LLM-Zoo: A Comprehensive Guide
In the evolving world of natural language processing (NLP), new large language models (LLMs) are emerging rapidly. The LLM-Zoo project aims to serve as a repository for these models, akin to a zoo where various species are housed and studied. This initiative gathers essential information about open-source and closed-source LLMs released after the debut of ChatGPT.
Project Objectives
The primary goal of LLM-Zoo is to compile a detailed list of the different LLMs developed globally, providing insights into their features and capabilities. The project tracks:
- Release Time: Each model's launch date.
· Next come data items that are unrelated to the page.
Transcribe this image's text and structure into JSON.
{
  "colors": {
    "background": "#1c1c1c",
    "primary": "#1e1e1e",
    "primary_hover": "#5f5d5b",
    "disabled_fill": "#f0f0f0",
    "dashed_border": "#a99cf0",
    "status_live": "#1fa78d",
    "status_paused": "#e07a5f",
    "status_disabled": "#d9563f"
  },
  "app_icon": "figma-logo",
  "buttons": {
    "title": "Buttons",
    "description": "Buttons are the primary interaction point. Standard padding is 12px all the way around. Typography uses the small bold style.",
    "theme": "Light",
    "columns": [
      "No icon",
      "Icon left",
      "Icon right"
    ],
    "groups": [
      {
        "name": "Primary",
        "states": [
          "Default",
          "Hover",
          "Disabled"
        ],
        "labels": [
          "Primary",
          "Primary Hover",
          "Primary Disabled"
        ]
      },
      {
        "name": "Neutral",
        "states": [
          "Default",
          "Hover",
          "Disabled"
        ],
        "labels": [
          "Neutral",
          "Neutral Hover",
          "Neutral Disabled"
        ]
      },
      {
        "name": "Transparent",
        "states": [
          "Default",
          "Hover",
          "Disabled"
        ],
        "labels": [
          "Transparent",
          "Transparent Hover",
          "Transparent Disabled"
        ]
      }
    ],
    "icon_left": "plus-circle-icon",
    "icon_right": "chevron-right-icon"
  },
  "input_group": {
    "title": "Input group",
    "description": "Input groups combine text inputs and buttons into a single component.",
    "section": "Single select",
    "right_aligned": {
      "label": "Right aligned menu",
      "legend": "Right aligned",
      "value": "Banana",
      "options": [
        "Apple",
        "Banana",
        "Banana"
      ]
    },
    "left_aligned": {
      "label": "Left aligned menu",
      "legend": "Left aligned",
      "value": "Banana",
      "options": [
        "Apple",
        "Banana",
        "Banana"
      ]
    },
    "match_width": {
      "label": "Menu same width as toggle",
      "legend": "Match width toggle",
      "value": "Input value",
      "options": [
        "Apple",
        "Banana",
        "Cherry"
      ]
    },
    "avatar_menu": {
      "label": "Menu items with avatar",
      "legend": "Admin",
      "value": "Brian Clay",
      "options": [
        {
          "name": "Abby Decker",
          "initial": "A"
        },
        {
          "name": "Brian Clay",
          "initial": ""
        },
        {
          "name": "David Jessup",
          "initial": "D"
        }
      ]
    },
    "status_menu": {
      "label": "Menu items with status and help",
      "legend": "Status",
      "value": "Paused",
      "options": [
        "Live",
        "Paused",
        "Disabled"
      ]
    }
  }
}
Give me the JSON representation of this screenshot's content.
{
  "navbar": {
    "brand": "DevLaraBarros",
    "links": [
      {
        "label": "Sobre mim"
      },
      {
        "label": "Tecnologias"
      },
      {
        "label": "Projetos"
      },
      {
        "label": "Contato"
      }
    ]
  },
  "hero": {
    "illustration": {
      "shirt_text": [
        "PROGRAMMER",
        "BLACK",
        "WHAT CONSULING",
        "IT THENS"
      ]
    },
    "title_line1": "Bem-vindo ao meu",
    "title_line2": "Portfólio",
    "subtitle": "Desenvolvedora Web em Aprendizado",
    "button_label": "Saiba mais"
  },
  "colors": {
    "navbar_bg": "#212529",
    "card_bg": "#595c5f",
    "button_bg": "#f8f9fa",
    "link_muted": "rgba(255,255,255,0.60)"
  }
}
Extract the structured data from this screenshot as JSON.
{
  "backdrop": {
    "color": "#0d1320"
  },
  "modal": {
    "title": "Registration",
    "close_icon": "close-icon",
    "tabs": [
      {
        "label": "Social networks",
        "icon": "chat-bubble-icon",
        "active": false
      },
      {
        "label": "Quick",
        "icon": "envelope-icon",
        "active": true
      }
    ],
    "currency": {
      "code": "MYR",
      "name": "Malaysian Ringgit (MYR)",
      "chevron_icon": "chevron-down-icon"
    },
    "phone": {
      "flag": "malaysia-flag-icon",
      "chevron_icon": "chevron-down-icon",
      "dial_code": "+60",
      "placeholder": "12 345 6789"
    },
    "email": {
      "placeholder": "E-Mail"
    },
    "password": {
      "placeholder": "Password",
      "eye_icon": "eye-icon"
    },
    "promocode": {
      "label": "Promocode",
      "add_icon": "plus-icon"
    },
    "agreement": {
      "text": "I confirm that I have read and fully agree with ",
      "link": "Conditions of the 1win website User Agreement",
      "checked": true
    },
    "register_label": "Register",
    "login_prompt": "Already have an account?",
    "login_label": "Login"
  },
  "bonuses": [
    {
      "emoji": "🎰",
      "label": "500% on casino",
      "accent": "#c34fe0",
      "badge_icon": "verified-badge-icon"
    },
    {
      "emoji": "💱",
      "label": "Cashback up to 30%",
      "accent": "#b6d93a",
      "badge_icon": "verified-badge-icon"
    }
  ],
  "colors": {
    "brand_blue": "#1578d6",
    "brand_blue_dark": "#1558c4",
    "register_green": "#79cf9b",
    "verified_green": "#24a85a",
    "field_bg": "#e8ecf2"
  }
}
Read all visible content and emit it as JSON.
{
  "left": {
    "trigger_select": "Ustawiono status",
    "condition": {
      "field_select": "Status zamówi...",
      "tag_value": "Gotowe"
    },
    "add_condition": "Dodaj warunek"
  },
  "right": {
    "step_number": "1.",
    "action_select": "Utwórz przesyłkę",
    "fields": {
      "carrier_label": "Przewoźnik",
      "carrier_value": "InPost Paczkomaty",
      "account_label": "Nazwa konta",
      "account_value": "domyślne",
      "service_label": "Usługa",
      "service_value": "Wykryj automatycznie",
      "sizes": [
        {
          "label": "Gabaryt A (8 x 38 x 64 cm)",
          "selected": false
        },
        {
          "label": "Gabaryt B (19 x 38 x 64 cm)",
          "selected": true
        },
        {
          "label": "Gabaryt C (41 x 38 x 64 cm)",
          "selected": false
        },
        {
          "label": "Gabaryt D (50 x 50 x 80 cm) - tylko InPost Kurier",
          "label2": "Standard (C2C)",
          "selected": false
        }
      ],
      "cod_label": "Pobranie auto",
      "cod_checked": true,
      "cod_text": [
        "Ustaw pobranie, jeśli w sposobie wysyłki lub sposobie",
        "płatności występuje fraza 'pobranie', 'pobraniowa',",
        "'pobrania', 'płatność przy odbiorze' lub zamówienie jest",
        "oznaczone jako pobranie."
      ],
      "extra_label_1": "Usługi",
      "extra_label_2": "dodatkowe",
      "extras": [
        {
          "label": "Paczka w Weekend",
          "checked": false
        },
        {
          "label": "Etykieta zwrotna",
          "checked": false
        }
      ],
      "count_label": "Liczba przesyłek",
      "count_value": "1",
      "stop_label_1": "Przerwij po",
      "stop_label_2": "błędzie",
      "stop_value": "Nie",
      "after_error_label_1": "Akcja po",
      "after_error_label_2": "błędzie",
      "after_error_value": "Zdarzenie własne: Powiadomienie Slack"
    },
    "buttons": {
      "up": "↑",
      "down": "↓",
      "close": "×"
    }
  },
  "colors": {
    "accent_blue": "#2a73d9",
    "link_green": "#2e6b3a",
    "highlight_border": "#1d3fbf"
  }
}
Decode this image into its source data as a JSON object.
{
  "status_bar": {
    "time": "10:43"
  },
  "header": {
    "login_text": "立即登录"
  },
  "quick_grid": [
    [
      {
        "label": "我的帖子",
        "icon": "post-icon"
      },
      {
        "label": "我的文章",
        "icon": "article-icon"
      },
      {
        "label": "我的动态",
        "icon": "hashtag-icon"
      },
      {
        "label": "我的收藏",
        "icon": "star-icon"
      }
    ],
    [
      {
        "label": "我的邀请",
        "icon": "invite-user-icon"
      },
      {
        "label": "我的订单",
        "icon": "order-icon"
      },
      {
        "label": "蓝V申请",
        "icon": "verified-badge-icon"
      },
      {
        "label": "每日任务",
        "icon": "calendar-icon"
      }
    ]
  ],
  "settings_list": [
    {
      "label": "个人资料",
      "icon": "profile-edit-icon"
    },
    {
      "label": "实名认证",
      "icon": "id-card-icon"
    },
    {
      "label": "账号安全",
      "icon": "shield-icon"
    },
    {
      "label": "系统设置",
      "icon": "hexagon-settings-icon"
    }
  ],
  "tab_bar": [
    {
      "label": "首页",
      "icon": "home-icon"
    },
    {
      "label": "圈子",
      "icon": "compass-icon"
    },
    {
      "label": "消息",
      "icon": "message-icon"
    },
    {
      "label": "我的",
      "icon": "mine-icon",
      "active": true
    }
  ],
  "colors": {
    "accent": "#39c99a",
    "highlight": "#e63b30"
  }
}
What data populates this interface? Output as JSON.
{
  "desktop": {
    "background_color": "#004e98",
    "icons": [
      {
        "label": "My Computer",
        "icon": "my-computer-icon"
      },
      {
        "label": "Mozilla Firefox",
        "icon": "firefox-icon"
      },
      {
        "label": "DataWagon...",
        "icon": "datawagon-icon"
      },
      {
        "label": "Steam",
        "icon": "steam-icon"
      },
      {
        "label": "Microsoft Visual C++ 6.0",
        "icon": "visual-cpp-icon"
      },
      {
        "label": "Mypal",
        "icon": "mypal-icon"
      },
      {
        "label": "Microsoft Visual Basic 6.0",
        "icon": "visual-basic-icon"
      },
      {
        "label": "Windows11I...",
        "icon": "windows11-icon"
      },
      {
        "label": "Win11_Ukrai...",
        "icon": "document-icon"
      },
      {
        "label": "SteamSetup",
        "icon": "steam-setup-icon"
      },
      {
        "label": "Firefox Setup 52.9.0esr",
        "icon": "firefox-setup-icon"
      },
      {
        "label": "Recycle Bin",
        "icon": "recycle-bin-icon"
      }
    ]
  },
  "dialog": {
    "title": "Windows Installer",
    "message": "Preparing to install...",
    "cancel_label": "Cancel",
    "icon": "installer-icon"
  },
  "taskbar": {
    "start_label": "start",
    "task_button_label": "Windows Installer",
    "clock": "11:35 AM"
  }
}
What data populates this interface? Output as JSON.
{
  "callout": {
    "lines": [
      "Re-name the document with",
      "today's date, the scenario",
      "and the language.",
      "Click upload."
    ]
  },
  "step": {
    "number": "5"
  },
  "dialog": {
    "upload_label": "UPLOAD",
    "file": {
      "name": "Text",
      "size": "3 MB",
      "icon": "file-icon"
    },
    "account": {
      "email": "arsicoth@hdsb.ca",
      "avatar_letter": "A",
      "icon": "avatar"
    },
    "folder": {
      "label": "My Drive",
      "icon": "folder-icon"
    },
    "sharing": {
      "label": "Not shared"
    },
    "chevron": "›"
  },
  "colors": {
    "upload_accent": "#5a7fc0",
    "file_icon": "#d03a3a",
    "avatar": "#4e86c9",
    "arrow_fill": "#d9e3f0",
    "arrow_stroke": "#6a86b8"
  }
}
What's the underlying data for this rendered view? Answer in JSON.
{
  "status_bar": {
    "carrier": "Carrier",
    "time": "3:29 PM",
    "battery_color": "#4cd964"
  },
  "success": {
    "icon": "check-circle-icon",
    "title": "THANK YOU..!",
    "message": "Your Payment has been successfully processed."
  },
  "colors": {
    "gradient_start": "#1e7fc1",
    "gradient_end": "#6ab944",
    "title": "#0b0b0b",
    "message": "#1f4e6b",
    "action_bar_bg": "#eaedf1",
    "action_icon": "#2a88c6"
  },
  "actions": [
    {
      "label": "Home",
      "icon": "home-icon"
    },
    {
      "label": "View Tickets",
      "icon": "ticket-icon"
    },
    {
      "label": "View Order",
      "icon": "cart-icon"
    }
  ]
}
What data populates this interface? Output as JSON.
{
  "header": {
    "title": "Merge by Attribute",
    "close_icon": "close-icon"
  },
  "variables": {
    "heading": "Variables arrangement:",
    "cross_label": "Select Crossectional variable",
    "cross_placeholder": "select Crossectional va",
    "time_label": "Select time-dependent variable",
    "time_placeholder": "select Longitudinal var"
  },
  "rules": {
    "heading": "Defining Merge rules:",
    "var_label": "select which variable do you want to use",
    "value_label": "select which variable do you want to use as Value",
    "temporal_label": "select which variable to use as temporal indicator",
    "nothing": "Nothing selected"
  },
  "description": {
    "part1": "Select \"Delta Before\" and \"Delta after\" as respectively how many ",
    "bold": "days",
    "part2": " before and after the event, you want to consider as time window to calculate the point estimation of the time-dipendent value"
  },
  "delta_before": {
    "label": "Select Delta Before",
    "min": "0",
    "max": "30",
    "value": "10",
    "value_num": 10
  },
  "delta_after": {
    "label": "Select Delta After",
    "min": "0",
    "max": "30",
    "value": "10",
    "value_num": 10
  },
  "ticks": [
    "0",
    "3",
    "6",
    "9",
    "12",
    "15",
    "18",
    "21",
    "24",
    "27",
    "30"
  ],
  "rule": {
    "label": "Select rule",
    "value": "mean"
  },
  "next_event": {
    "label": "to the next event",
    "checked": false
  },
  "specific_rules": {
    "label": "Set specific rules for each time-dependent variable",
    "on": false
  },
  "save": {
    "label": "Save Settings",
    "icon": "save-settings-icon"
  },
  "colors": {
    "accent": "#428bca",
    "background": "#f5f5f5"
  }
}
- Model Size: The scale of these models in terms of parameters or data size.
- Languages Supported: The linguistic capabilities of each model.
- Domain: Specific fields or applications the model is designed to address.
- Training Data: Types of datasets used to train these models.
- Resource Links: Directories to more information, including GitHub repositories, HuggingFace models, demos, academic papers, and official blogs.
Project News and Updates
LLM-Zoo launched its first release on May 3, 2023. To ensure that the project remains current, updates are regularly applied. Community involvement is encouraged, with open invitations for contributions through issues or pull requests. This collaborative model enriches the repository with new models and updates existing entries.
Open-Sourced LLMs
The repository lists various open-source LLMs, each with detailed specifications:
- LLaMA: Released on February 27, 2023, supports English and is built on a massive dataset of 1 trillion tokens sourced from diverse platforms like CommonCrawl and Wikipedia.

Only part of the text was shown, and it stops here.